In every migrant’s mind there are times when we look back at where we came from and wonder if there is better than here. There is an “illusion of return” – the idea that one could always go back and thus staying in the host country is a choice to be considered and reconsidered over the course of one’s life.
However, if a migrant has aged in situ there comes a point where one’s choices become limited and return is revealed for the illusion it is. (Unless, of course, we are rich enough to overcome most of those limitations.) When we are old and becoming more dependent on others, it is, I think, reasonable to wonder if where we are is the very best place for us – a place where what we want is doable. To be clear, if we wait too long the decision will be out of our hands. Our children and/or a spouse will decide or, if we don’t have them, the state will do so.
It’s worth conducting a thought experiment here. Project yourself into the future, into old age (or illness) at a point where you will need assistance of some sort. Consider the options available to you based on your resources and on the country in which you live as a migrant or naturalized citizen.
Most importantly, think about what matters most to you. Is the host country still appealing if you can no longer use the public transportation, walk to the market, work in the garden, watch television, participate in neighborhood events, or manage your administrative affairs without help? Do you value your life in your own home and are there resources to make that possible as long as possible? Could you accept life in a nursing home here? If your resources are limited, what happens to the indigent elderly in this country and are you OK with that? Are you comfortable with the idea that the local government will make decisions for you if you can’t make them for yourself?
When you are dying what kind of care do you want? Can you die at home in the host country? Do you want support from family and will they have to come to you or you to them? Are you allowed to have a “living will” and to reject treatment that you understand might prolong your life but at the cost of destroying your quality of life? For some the option of “assisted dying” might be important and that is dependent on local laws.

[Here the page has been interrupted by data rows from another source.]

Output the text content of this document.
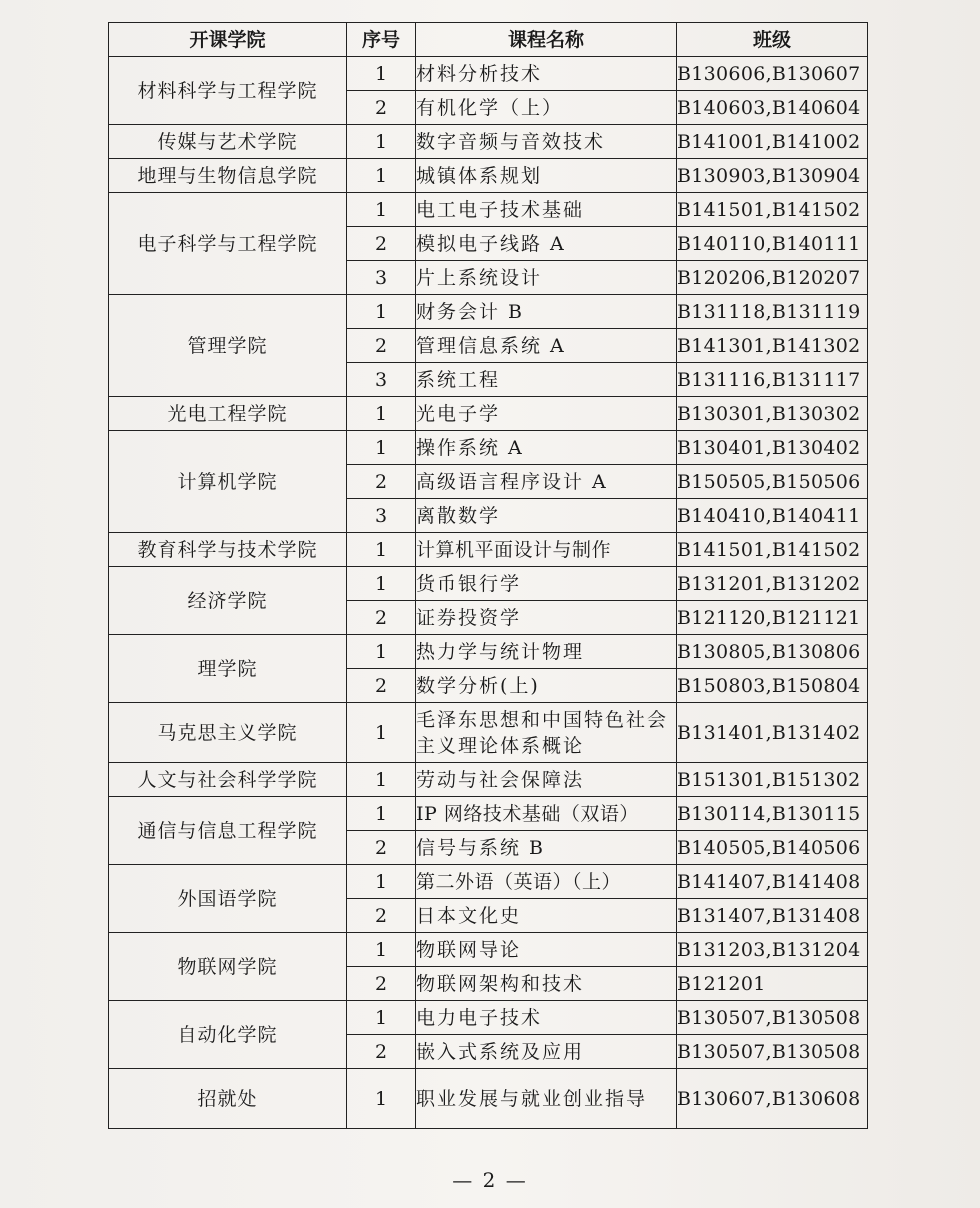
开课学院	序号	课程名称	班级
材料科学与工程学院	1	材料分析技术	B130606,B130607
	2	有机化学（上）	B140603,B140604
传媒与艺术学院	1	数字音频与音效技术	B141001,B141002
地理与生物信息学院	1	城镇体系规划	B130903,B130904
电子科学与工程学院	1	电工电子技术基础	B141501,B141502
	2	模拟电子线路 A	B140110,B140111
	3	片上系统设计	B120206,B120207
管理学院	1	财务会计 B	B131118,B131119
	2	管理信息系统 A	B141301,B141302
	3	系统工程	B131116,B131117
光电工程学院	1	光电子学	B130301,B130302
计算机学院	1	操作系统 A	B130401,B130402
	2	高级语言程序设计 A	B150505,B150506
	3	离散数学	B140410,B140411
教育科学与技术学院	1	计算机平面设计与制作	B141501,B141502
经济学院	1	货币银行学	B131201,B131202
	2	证券投资学	B121120,B121121
理学院	1	热力学与统计物理	B130805,B130806
	2	数学分析(上)	B150803,B150804
马克思主义学院	1	毛泽东思想和中国特色社会主义理论体系概论	B131401,B131402
人文与社会科学学院	1	劳动与社会保障法	B151301,B151302
通信与信息工程学院	1	IP 网络技术基础（双语）	B130114,B130115
	2	信号与系统 B	B140505,B140506
外国语学院	1	第二外语（英语）（上）	B141407,B141408
	2	日本文化史	B131407,B131408
物联网学院	1	物联网导论	B131203,B131204
	2	物联网架构和技术	B121201
自动化学院	1	电力电子技术	B130507,B130508
	2	嵌入式系统及应用	B130507,B130508
招就处	1	职业发展与就业创业指导	B130607,B130608
— 2 —
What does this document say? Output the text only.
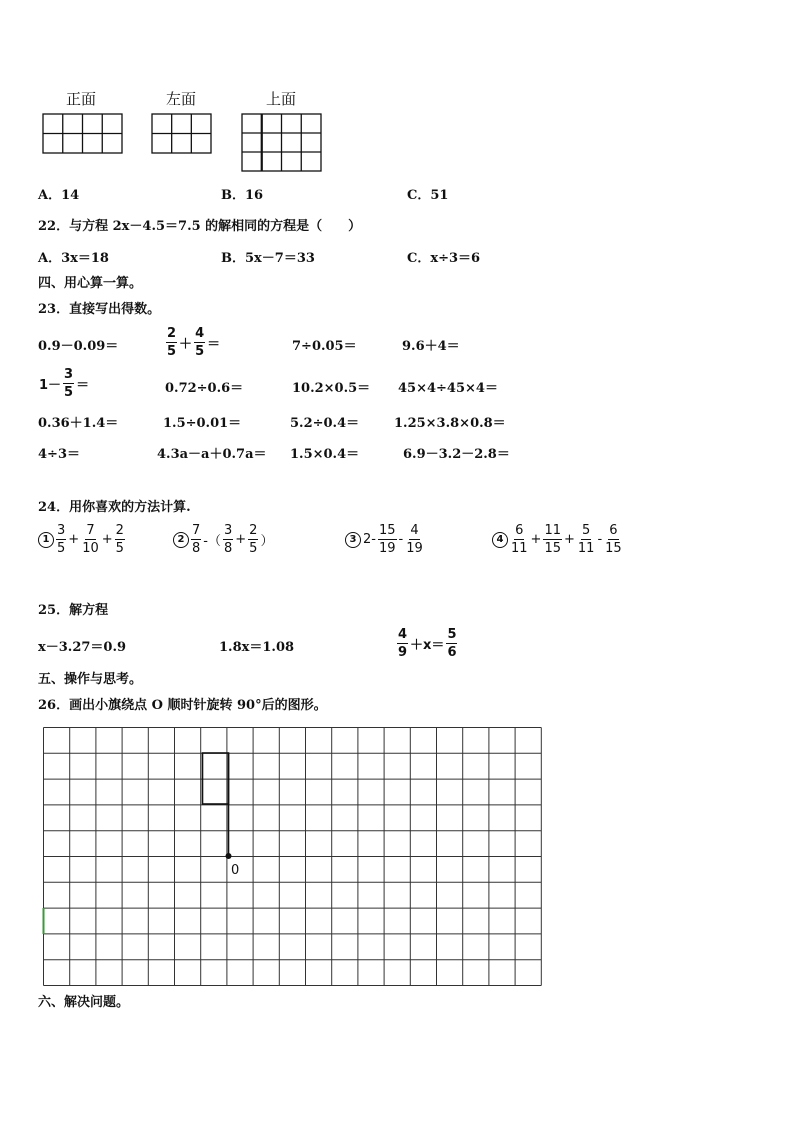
正面	左面	上面
A．14	B．16	C．51
22．与方程 2x－4.5＝7.5 的解相同的方程是（　　）
A．3x＝18	B．5x－7＝33	C．x÷3＝6
四、用心算一算。
23．直接写出得数。
0.9－0.09＝	$\frac{2}{5} + \frac{4}{5}$ ＝	7÷0.05＝	9.6＋4＝
$1- \frac{3}{5}$ ＝	0.72÷0.6＝	10.2×0.5＝ 45×4÷45×4＝
0.36＋1.4＝	1.5÷0.01＝	5.2÷0.4＝	1.25×3.8×0.8＝
4÷3＝	4.3a－a＋0.7a＝ 1.5×0.4＝	6.9－3.2－2.8＝
24．用你喜欢的方法计算.
$1 \frac{3}{5} + \frac{7}{10} + \frac{2}{5}$	$2 \frac{7}{8}$ -（ $\frac{3}{8} + \frac{2}{5}$ ）	3 $2- \frac{15}{19} - \frac{4}{19}$	$4 \frac{6}{11} + \frac{11}{15} + \frac{5}{11} - \frac{6}{15}$
25．解方程
x－3.27＝0.9	1.8x＝1.08	$\frac{4}{9} +x= \frac{5}{6}$
五、操作与思考。
26．画出小旗绕点 O 顺时针旋转 90°后的图形。
0
六、解决问题。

Better to think about these things now than to have to face them (as Gawande’s family did) in a state of confusion and when one is already in a state of dependence. Gawande’s father, for example, insisted that he did not want to go to the hospital and die there. And yet, when there was a crisis, his wife and son took him there anyway because between his wishes and their doubts about what they should do and fear, fear won.
I started this post with what I used to want in my old age. Now that I am getting closer and have seen what my life might be like as I approach the end, my priorities have changed. Gawande was absolutely right when he wrote:
As people become aware of the finitude of their life, they do not ask for much. They do not seek more riches. They do not seek more power. They ask only to be permitted, insofar as possible, to keep shaping the story of their life in the world – to make choices and sustain connections to others according to their own priorities.
It does not take much these days to make me happy: a good book, the presence of my spouse, news from the Frenchlings, the garden in the springtime. Being mortal doesn’t bother me as much as it did when I was younger. And I don’t fear dependence nearly as much as I did here in France because I’ve been there and it can be a very serene place as long as there is room and respect for my wishes. There was and that is a great comfort.